Klingbeil, der übrigens ebenso sehr Rheinmetall‐Lobbyist ist wie Marie‐Agnes Strack‐Zimmermann, erzählt nebenbei ein sehr aufschlussreiches Detail. Der für das Thema Ukraine zuständige General sei Christian Freuding. Der wiederum war im Jahr 2014 der Adjutant der damaligen Verteidigungsministerin Ursula von der Leyen, die durch einige exquisite Kapriolen auffiel. Da ist beispielsweise die nach wie vor unaufgeklärte Geschichte rund um die vermeintlichen OSZE‐Beobachter, die in Slawjansk festgesetzt wurden, nachdem sie in Zivil aufgegriffen wurden, woraufhin Flintenuschi das KSK einsetzen wollte. Dann ist da ihre plötzliche Behauptung, die OSZE habe deutsche Friedenstruppen für den Donbass angefordert, woraufhin sie 200 Fallschirmjäger in Bereitschaft versetzte.

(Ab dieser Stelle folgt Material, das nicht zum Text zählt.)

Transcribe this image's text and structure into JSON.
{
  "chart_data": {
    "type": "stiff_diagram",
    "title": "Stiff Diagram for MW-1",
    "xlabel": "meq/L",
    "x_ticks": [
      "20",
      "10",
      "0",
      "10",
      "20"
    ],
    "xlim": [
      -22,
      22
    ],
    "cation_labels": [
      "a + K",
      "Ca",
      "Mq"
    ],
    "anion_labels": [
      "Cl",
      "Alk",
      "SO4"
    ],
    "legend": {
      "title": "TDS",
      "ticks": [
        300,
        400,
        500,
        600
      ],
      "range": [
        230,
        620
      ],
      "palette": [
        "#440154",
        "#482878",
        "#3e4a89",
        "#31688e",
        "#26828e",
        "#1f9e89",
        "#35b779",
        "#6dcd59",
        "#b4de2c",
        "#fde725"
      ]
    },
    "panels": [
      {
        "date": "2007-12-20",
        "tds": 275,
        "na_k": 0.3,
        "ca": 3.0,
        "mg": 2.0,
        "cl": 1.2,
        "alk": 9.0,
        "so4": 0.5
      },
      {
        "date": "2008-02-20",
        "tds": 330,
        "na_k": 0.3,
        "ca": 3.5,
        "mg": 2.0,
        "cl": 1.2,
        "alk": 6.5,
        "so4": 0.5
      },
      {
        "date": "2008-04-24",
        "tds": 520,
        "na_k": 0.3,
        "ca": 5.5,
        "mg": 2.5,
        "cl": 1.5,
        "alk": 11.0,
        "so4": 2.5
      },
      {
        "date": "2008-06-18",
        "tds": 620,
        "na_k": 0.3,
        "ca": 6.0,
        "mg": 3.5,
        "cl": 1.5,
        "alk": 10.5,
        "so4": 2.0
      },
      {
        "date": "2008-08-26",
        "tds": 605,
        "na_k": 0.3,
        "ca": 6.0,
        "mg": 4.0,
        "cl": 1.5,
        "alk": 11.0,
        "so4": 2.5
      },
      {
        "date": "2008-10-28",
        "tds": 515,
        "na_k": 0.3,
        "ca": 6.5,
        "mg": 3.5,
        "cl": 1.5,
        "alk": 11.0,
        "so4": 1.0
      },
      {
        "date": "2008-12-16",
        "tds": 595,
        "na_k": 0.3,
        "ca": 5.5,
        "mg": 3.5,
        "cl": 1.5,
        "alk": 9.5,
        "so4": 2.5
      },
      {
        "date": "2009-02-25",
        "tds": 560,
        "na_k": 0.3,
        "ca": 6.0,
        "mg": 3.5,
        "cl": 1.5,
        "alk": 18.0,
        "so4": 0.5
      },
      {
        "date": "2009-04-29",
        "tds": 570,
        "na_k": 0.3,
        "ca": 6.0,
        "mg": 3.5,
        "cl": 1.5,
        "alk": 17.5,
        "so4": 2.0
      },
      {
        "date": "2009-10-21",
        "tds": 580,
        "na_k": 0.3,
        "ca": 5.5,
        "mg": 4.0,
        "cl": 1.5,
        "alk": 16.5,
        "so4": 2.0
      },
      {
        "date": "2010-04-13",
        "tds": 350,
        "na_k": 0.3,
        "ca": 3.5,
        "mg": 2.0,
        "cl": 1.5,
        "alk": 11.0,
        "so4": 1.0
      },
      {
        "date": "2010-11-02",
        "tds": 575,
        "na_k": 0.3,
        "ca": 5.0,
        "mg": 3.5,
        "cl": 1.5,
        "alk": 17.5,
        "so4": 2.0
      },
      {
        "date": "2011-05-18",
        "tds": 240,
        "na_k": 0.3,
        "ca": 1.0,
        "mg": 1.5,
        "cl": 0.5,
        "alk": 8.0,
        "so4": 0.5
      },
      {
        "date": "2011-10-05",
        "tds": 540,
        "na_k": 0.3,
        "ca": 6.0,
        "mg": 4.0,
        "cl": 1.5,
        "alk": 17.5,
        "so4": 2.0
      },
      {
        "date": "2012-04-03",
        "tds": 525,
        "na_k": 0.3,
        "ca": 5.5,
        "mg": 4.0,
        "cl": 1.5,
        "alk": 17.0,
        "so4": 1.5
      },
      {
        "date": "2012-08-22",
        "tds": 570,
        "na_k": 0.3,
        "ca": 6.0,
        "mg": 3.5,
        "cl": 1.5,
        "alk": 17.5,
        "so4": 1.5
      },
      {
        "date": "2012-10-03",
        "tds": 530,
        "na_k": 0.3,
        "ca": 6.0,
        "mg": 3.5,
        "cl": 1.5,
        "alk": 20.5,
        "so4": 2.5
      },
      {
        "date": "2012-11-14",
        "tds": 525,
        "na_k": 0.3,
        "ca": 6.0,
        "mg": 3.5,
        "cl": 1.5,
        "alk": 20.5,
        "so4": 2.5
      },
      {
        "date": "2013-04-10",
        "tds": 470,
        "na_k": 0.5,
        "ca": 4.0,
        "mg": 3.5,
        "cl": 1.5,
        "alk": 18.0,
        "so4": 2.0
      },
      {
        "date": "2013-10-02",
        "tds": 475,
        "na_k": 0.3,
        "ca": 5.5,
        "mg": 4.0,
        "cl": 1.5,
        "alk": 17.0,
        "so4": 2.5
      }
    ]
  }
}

Von der Leyen war also bereits 2014 geradezu davon besessen, irgendwie deutsche Truppen zu verwickeln, und Freuding war dabei ihre rechte Hand. Und wenn man Klingbeils Ausführungen lauscht, klingt es sehr wahrscheinlich, dass eben dieser Generalmajor Freuding seine Sicht auf die ganze Entwicklung in der Ukraine geprägt hat.
Dabei ist Klingbeil, verglichen mit Bundeskanzler Scholz oder gar mit Annalena Baerbock, ausgesprochen eloquent; es gelingt ihm zumindest wesentlich besser, Gedankentiefe vorzutäuschen. Außer, wenn bei ihm der innere Wehrmachtgeneral hervorbricht:
»Ich war dabei, was ein echt bewegender Moment war, als der erste ukrainische Soldat einen Schuss mit einem Leopard‐2‐Panzer abgegeben hat.«
Für einen Menschen mit Geschichtsbewusstsein eher erschütternd, aber derartiges zu besitzen täuscht Klingbeil nicht einmal vor. Nein, wenn man ihm lauscht, hat man immer wieder den Verdacht, diese ganze sozialdemokratische Führung sei schlicht einem Versprechen von Beute gefolgt. Irgendwann muss der damalige US‐Vizepräsident Joe Biden irgend jemandem aus dieser Truppe, vermutlich Steinmeier, versprochen haben, es gäbe ein Stückchen von Russland im Falle eines Sieges, und seitdem jiepern sie wie eine Hundemeute vor der Treibjagd.
Klingbeil folgt einem Programm. Ein Programm, das schon vor Jahren zu erahnen war, aber jetzt ohne Rücksicht auf Verluste durchgesetzt wird: die Umgestaltung der EU in einen Militärblock unter deutscher Führung, eine komplette Remilitarisierung der deutschen Gesellschaft und eine dauerhafte Konfrontationsstellung gegen Russland. Er lobt sich sogar dafür, auf dem letzten SPD‐Parteitag erfolgreich dafür gesorgt zu haben, dass der Satz »Frieden und Sicherheit in Europa gibt es nur mit Russland und nicht gegen Russland« (nebenbei, schlicht eine Tatsachenfeststellung) durch »Wir müssen unsere Sicherheit in Europa vor Russland organisieren« ersetzt wurde.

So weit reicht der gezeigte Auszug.